Dia da Visibilidade Trans: respeito e direito à vida
O dia 29 de janeiro celebra a importância da diversidade e o respeito ao Movimento Trans. O Dia da Visibilidade Trans é comemorado há 15 anos, desde 2004, e tem o objetivo de chamar atenção para as graves violações de direitos humanos da população trans e de travestis no Brasil. Mas não há o que comemorar. O Brasil continua sendo o país que mais assassina pessoas travestis, pessoas trans e não-binárias no mundo. Para a técnica-administrativa em educação pela Universidade Federal de Pernambuco (UFPE), a travesti Geovana Borges “é uma data simbólica para a nossa população, contudo ainda há muito a garantir, como por exemplo um direito fundamental que é a vida”, destaca.

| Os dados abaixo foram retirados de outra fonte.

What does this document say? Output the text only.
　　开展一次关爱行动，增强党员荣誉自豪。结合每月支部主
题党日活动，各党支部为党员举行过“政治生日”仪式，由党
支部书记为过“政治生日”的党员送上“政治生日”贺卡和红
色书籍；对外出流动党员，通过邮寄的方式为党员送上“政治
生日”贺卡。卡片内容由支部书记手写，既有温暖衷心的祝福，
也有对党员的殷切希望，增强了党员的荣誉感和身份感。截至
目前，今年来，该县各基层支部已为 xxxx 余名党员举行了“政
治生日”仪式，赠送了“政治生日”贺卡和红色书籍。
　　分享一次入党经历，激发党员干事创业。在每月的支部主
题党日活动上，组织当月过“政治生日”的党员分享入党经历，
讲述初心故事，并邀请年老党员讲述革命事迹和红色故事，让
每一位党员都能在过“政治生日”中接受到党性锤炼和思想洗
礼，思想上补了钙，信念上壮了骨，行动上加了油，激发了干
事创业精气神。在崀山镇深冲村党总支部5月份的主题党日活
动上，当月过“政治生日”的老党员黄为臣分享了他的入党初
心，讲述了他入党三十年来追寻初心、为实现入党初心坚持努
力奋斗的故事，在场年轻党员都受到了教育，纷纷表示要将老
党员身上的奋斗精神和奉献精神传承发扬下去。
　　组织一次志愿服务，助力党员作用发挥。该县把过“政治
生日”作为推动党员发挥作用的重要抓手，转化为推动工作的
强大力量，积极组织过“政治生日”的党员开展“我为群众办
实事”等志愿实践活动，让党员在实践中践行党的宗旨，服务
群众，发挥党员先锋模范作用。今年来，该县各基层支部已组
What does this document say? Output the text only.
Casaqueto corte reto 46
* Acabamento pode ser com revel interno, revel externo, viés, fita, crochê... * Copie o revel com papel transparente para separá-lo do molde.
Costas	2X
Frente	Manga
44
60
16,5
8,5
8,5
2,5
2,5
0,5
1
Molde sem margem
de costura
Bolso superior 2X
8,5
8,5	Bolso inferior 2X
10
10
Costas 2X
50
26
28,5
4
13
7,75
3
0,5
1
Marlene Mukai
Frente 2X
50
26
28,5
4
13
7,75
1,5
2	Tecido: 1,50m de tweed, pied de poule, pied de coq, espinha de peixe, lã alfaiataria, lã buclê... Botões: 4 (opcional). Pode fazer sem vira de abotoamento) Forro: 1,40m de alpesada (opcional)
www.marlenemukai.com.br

Geovana confirma que o índice de violência contra os transexuais e as travestis aumenta a cada dia. “Desde o golpe de 2016, com a ascensão do governo ilegítimo de Michel Temer, começaram os ataques mais nocivos à comunidade LGBTI, principalmente no que diz respeito às pessoas transexuais e as travestis. A exclusão, da Base Nacional Comum Curricular (BNCC), de redação que garantia abordagem sobre orientação sexual e identidade de gênero, foi algo que minou a possibilidade de reduzirmos substancialmente as violências contra as mulheres e a comunidade LGBTI, por meio da informação e do conhecimento. Com a proximidade das eleições e o aumento da disseminação massiva de mensagens mentirosas (fake news), depreciativas e odiosas contra nós, as agressões vêm aumentando. Durante o período eleitoral, travestis foram mortas aos gritos de “Bolsonaro”, cabeça de chapa que representa a ala ultraconservadora vencedora de um pleito presidencial regado a mentiras e ódio, encoberto por uma capa moralista financiada por grupos religiosos hegemônicos”, relata.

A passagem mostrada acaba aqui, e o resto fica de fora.